Racism is perniciously infused into every aspect of our society, circulating through vicious concentric circles of economic, institutional and cultural biases.
As for abortion rights, whether you are for them or against them, the very subject here is life or death. Even as you advocate for the right to choose, you must acknowledge that the choice is one of the most difficult of a woman’s life, even when she is confident of her decision. No one is “for” abortion. Those of us for choice are “for” women, who must be given the final say on whether to reproduce. And while it’s not hard to dismiss political reactionaries on the other side, it’s easy to understand the average person who disapproves of abortion. All of us share a reverence for human life, and that underlying consensus complicates the debate.

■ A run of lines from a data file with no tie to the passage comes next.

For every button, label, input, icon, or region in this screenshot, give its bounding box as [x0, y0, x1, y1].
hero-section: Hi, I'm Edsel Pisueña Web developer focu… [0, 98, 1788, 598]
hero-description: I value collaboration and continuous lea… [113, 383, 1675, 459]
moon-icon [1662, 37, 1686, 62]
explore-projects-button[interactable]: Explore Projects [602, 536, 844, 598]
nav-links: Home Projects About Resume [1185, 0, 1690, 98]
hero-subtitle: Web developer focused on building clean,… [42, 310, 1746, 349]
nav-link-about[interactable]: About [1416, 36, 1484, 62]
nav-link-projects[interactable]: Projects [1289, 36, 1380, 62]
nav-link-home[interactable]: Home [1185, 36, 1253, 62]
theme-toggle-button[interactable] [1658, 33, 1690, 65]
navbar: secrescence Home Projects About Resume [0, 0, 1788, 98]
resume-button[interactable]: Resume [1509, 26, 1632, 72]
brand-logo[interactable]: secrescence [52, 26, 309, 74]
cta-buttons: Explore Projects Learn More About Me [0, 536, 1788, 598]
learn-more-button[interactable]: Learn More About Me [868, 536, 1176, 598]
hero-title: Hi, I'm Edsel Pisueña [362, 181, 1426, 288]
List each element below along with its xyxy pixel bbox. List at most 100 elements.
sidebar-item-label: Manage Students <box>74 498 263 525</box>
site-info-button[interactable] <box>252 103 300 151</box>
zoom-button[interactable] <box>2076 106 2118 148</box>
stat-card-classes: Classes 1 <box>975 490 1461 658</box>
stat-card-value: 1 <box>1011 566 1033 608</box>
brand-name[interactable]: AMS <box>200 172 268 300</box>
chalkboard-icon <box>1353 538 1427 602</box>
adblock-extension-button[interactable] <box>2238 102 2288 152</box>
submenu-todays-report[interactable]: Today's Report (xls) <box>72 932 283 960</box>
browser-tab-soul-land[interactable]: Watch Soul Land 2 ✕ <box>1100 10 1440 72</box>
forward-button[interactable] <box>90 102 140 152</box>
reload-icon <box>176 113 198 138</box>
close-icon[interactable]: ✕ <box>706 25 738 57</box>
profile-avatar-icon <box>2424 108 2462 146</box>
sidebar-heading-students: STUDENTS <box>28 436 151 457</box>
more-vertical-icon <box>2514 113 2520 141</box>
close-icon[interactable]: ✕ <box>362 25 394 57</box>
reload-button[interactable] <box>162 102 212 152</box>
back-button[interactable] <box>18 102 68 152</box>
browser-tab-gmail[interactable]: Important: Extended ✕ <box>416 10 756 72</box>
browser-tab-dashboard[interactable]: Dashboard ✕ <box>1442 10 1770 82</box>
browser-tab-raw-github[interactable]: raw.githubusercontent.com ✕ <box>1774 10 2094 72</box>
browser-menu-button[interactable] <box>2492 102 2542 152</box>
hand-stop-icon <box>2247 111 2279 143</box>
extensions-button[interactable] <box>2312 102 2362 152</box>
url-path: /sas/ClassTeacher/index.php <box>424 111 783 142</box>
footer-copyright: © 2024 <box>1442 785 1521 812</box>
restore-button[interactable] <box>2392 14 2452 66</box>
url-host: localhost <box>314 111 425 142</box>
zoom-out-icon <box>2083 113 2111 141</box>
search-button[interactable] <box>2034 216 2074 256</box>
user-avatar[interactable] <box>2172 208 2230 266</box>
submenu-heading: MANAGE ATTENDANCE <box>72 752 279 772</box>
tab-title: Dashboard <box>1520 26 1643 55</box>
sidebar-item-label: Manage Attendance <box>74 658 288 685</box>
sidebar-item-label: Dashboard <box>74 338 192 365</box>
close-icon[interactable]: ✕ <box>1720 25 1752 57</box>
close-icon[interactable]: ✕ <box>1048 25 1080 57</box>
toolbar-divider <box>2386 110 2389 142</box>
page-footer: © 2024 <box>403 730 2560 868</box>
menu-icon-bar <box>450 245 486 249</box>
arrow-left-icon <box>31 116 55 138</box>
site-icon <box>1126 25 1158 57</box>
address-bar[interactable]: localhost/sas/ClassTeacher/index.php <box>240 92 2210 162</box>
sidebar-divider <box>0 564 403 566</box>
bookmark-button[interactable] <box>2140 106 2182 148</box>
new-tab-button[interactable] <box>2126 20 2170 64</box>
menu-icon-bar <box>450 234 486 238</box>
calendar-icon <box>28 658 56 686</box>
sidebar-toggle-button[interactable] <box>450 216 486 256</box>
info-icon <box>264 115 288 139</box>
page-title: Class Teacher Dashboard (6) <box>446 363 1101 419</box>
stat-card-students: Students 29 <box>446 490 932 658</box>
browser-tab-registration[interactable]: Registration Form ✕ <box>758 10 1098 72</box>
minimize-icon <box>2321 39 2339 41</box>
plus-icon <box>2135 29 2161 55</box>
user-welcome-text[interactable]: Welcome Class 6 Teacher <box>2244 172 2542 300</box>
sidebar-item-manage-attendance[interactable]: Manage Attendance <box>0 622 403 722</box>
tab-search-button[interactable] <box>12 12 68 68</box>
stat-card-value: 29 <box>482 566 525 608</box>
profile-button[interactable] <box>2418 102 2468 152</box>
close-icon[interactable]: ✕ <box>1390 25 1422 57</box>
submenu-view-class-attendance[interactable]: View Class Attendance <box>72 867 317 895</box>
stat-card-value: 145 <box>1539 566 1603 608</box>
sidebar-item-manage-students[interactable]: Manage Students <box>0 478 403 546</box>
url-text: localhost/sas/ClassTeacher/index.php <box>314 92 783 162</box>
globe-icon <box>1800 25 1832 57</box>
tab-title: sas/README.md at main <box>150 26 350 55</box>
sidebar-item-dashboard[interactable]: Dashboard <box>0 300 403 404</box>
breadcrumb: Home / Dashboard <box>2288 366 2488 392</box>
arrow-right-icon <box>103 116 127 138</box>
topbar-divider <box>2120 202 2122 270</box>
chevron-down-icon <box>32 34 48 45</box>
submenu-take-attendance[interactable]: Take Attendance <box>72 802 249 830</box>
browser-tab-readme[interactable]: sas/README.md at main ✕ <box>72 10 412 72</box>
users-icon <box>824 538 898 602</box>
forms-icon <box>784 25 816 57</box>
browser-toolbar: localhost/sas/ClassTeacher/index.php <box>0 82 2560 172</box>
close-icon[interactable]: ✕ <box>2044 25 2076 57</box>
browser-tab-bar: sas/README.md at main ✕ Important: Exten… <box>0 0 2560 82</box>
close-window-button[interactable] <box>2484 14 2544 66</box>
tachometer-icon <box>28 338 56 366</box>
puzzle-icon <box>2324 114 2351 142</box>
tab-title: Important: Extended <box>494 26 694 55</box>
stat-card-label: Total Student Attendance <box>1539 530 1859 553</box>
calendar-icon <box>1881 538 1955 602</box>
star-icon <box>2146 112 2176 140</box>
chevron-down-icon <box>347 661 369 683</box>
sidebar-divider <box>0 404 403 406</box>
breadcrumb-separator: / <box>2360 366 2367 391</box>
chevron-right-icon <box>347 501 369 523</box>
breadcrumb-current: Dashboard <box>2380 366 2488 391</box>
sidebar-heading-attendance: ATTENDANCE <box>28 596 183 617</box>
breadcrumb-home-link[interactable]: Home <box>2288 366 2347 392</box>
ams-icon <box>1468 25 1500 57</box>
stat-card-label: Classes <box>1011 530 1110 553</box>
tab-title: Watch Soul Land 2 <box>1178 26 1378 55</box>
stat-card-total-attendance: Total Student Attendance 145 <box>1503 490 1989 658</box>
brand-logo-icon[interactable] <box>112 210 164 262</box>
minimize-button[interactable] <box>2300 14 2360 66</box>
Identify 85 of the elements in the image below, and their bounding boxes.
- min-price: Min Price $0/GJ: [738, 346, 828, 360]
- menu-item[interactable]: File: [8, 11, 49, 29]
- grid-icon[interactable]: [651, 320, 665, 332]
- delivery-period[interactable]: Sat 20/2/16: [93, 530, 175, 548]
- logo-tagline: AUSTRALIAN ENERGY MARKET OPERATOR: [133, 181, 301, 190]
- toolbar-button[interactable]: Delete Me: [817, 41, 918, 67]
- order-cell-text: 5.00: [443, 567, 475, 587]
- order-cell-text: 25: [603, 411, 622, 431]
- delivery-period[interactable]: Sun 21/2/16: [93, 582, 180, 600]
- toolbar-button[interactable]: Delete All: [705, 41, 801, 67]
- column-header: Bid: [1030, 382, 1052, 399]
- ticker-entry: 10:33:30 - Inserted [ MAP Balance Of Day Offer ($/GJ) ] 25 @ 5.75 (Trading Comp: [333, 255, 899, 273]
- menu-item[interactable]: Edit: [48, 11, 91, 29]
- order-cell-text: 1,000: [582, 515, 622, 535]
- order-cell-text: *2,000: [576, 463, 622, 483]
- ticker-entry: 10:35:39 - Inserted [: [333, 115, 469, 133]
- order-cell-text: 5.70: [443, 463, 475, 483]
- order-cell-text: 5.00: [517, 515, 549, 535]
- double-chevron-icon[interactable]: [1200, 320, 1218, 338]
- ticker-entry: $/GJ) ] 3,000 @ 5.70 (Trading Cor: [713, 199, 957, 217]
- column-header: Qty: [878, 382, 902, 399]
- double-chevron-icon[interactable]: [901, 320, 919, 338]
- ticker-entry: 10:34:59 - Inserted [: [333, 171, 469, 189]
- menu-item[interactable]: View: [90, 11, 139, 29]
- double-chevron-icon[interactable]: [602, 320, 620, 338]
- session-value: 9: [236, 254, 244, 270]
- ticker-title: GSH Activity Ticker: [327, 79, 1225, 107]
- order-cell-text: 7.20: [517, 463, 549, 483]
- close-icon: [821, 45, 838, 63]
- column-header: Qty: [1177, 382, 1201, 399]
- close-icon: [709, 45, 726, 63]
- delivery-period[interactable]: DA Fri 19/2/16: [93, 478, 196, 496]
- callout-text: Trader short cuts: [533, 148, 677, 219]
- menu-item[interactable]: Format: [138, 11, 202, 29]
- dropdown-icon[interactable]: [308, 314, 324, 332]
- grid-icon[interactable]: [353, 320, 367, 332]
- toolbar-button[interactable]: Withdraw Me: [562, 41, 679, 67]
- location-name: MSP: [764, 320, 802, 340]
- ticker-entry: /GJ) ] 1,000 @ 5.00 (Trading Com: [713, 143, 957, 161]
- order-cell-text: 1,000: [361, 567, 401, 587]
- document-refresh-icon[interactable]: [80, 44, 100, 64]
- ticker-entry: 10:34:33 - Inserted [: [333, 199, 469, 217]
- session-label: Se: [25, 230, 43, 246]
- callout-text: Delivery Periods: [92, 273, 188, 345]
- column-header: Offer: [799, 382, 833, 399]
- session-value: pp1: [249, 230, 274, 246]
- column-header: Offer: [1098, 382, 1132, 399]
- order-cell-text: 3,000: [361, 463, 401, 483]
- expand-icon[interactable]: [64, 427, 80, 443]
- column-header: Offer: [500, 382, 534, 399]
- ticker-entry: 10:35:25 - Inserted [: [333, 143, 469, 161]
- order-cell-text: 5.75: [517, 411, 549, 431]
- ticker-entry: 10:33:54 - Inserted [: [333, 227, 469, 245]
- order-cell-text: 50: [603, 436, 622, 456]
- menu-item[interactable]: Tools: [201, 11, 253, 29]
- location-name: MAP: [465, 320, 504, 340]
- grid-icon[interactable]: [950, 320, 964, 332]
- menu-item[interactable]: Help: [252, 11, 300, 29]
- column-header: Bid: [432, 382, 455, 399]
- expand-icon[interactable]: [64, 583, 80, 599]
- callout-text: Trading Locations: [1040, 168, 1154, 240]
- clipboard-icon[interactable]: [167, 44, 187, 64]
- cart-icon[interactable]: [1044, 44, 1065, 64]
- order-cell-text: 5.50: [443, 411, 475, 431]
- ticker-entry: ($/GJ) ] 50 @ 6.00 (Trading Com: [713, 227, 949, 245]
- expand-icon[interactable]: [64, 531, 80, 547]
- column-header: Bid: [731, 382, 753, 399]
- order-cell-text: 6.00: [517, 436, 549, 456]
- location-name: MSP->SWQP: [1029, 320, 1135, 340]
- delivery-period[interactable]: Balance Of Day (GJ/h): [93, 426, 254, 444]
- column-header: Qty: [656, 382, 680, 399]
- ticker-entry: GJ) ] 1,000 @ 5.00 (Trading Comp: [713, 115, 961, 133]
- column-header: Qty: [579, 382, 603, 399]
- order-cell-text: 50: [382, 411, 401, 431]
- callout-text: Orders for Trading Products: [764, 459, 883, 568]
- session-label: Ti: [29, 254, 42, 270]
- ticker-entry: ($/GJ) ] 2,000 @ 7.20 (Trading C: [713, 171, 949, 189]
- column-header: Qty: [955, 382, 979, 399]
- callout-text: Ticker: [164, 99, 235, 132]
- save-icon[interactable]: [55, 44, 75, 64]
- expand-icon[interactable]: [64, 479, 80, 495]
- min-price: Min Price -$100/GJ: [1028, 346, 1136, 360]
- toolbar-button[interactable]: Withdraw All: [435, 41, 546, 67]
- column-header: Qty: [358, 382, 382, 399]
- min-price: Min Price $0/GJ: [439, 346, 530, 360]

But marriage equality? Does anyone beyond the fringe right really believe that marriage equality is destined to divide America for years to come? Is homophobia an institutional problem in this country? Increasingly the answer is moving towards no. Is there a fundamental human debate here? Does anyone really think giving legal rights to a lesbian family gives rise to the most profound philosophical dilemma? Most would say no.
I don’t know how else to put it but, in this context, marriage equality is just not that big of a deal. Further, the faith-based opposition to homosexuality in general is destined to erode, just as faith-based belief in white supremacy could not survive an evolution in religious doctrine. For every Christian who claims his faith demands rejecting gays, there are two more who claim the opposite. Just this week, as you probably read, a major Catholic conference of bishops announced what I guess you’d call a new chapter in the Church’s relationship with its gay and lesbian adherents.
In other words, the Court’s hesitance is misplaced. Gay and lesbian couples exist and proliferate regardless of court rulings. But allowing the country to treat these families like legal strangers has become untenable. Nor is there any reason to pussy foot around the problem like a nine-member bomb squad trying to disarm a nuclear warhead. Just cut the little red wire like they do on TV. Or maybe the yellow one.
Whichever, it’s not going to explode.